EA Codebooks

Existential Analysis Codebooks for LLM-Assisted Qualitative Analysis

Two open-source codebooks supporting the WCET4 (2026) paper "Do You Understand?!" Best Practices using Artificial Intelligence in Research (and Life) by Graham Nelson-Zutter, MSc. Both are downloadable, citable, and licensed CC BY 4.0 for reuse in your own research.

EA 4FM Codebook

A structured codebook for scoring participant testimony against Längle's Four Fundamental Motivations — the foundational framework. Built by multi-LLM cross-validation across Claude Sonnet 4.5, ChatGPT 5 Thinking, and Gemini 2.5 Turbo, using four primary Längle sources (1992, 2002, 2003, 2011). Every code traces to a verbatim Längle quote with citation.

Concept DOI:
10.5281/zenodo.20483207
GitHub:
aestra-research/4fm-codebook
License:
CC BY 4.0

EA 12FEP Codebook

A structured codebook for scoring participant testimony against Längle's Twelve Fundamental Existential Prerequisites — derived from the 4FM framework, decomposing each Fundamental Motivation into three Prerequisites for finer-grained scoring. Built by the same multi-LLM consensus methodology, against two primary Längle sources (2002, 2011b).

Concept DOI:
10.5281/zenodo.20481464
GitHub:
aestra-research/12fep-codebook
License:
CC BY 4.0

How to use these codebooks

Each codebook is a JSON artifact that constrains an LLM to score participant testimony within Längle's framework, rather than letting the LLM draw on generic prior knowledge. They are not fine-tuned models and not prompts in themselves — they are structured references you provide to your LLM of choice alongside testimony.

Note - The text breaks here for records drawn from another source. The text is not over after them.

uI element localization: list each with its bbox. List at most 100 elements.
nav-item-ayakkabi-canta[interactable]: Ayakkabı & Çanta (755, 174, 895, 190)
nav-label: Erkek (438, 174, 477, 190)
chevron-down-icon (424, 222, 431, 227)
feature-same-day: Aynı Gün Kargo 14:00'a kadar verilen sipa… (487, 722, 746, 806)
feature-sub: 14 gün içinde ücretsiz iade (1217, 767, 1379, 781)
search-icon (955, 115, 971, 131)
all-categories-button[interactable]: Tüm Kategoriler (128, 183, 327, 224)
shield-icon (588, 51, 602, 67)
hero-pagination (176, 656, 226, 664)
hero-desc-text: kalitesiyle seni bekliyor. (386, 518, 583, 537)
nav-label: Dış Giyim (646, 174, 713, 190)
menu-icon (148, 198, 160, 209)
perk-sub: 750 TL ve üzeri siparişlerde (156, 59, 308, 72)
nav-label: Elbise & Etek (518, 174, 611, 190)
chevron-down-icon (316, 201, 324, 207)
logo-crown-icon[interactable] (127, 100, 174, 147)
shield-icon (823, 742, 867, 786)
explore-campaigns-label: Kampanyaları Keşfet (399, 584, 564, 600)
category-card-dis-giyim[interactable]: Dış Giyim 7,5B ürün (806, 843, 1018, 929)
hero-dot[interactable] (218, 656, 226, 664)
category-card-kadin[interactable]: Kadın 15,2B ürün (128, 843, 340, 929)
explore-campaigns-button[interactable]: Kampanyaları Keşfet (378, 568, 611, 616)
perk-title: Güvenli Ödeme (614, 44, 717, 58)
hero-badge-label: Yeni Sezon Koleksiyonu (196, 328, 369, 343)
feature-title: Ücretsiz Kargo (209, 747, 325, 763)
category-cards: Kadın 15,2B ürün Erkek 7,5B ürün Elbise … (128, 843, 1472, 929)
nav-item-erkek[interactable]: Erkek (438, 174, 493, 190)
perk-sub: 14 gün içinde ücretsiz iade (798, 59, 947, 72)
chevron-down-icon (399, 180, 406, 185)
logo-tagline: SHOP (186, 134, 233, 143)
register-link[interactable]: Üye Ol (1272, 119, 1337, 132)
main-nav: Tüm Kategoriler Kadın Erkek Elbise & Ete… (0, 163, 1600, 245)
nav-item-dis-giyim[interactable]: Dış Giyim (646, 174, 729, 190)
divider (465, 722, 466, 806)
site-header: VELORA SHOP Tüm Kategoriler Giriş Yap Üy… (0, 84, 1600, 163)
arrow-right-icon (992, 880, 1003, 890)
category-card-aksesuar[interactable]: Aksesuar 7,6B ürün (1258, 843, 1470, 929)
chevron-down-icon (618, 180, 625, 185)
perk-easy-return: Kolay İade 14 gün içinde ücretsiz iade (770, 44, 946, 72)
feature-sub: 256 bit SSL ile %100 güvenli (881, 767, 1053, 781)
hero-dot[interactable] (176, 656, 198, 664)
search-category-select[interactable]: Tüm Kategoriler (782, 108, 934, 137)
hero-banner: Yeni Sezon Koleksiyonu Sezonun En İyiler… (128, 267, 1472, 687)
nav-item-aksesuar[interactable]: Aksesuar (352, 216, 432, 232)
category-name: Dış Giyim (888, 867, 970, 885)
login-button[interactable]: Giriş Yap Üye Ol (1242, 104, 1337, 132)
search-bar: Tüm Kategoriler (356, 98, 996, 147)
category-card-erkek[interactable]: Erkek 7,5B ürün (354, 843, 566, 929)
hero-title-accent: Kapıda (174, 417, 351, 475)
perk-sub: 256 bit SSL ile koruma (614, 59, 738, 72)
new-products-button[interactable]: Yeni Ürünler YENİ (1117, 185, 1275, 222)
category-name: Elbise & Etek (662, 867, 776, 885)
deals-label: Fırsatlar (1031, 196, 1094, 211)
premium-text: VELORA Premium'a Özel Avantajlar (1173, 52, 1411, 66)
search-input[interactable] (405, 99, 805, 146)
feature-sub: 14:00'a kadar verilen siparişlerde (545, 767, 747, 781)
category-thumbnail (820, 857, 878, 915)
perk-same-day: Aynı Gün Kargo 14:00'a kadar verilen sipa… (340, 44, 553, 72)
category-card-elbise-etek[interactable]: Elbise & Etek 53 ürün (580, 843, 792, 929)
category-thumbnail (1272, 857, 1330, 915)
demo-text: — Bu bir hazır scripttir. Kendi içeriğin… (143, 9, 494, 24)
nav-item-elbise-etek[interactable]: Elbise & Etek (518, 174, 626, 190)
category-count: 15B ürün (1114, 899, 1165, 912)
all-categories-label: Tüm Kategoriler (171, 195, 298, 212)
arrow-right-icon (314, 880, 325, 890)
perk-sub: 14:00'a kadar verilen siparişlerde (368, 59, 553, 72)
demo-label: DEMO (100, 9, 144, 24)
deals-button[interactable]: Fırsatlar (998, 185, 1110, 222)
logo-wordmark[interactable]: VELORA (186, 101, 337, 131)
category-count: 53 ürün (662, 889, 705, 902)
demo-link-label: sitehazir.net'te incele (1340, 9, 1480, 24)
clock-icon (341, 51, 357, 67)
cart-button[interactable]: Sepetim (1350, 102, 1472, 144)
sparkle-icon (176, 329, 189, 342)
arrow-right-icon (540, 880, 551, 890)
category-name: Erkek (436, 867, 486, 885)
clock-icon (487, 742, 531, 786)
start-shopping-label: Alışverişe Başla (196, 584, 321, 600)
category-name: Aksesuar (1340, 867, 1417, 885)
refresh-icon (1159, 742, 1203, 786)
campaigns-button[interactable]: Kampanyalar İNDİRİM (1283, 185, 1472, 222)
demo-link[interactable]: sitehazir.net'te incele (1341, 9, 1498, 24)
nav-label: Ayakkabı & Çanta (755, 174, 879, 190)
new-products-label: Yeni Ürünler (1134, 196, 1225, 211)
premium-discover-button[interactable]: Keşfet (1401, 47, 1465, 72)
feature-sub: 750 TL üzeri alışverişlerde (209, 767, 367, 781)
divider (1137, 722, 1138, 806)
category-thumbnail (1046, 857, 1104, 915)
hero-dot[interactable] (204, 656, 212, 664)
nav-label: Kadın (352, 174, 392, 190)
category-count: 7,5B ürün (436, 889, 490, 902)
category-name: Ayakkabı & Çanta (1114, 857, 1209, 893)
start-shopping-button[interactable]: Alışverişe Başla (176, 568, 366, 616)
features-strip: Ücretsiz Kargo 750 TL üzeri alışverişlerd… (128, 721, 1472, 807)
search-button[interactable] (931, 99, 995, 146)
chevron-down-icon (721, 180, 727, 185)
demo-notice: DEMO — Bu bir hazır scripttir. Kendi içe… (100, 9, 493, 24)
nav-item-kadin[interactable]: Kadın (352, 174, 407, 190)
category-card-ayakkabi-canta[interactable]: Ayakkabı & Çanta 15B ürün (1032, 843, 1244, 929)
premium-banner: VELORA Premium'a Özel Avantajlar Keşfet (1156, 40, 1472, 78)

  1. Download the MASTER JSON for the framework you're working with (4FM for motivational structure; 12FEP for finer-grained scoring along three prerequisites per motivation).
  2. Provide it to your LLM (Claude, ChatGPT, Gemini, etc.) alongside your participant testimony — a transcript, CSV, or quoted excerpt.
  3. Ask the LLM to apply the codebook's instructions_for_llm / coding_guidelines block. The codebook requires the LLM to anchor every code in a verbatim Längle quote plus a verbatim testimony quote.
  4. Verify the quote provenance manually before publishing or further analysis. The codebook constrains hallucination but does not eliminate it — researcher verification is the final safeguard.

The companion paper (below) walks through the three core techniques in detail — multi-LLM cross-validation, quote-anchored source verification, and iterative multi-pass with re-anchoring — that underlie both the construction and the application of these codebooks.

Companion paper

Nelson-Zutter, G. (2026, June). "Do You Understand?!" Best Practices using Artificial Intelligence in Research (and Life) [Conference presentation]. World Congress for Existential Therapy 4 (WCET4), Denver, CO, United States.

Methodology paper DOI: forthcoming (post-conference deposit).

About

Both codebooks were authored by Graham Nelson-Zutter, MSc student in Existential Analysis & Logotherapy at the University of Salzburg, in the course of his MSc thesis on LLM-assisted qualitative analysis of psychedelic-assisted therapy participant experiences.

The LLMs used in the methodology (Claude Sonnet 4.5, ChatGPT 5 Thinking, Gemini 2.5 Turbo, and others) are research instruments, not co-authors. See each codebook's README.md and docs/lineage.md for the full multi-LLM build provenance.